When splitting unwritten extents, the ext4 code will write out zero
blocks up to 32KB by default (/sys/fs/ext4/*/extent_max_zeroout_kb)
to avoid having millions of very small extents in a file (e.g. in
case of a pathological alternating 4KB write pattern).  If your test
is writing >= 32KB blocks then this no longer needs to be done.  If
writing smaller blocks then it makes sense that the speed is 1/2 the
raw speed because the file blocks are all being written twice (first
with zeroes, then with actual data on a later write).

32KB (or 64KB) is a reasonable minimum size because any disk write
will take the same time to write a single block or a whole sector,
so doing writes in smaller units is not very efficient.  Depending
on the underlying storage (e.g.
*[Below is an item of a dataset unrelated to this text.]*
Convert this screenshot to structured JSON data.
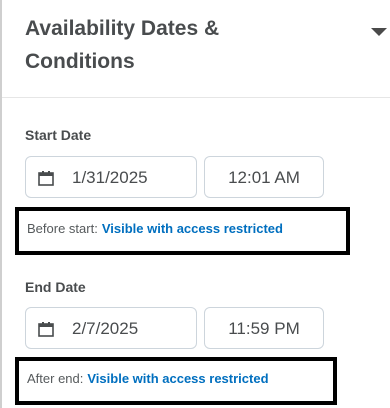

RAID-6) it might be more efficient
to set extent_max_zeroout_kb=1024 or similar.

> However, my understanding is that, in my case, an extent should
> represent the max 128MiB of data and so the clearing of the
> uninitialized bit for an extent should happen once every 128MiB, so
> then why is a higher transfer size making a difference?

You are misunderstanding how uninitialized extents are cleared.  The
uninitialized extent is split into two/three parts, where only the
extent that has data written to it (min 32KB) is set to "initialized"
and the remaining one/two extents are left uninitialized.  Otherwise,
each write to an uninitialized extent would need up to 128MB of zeroes
written to disk each time, which would be slow/high latency.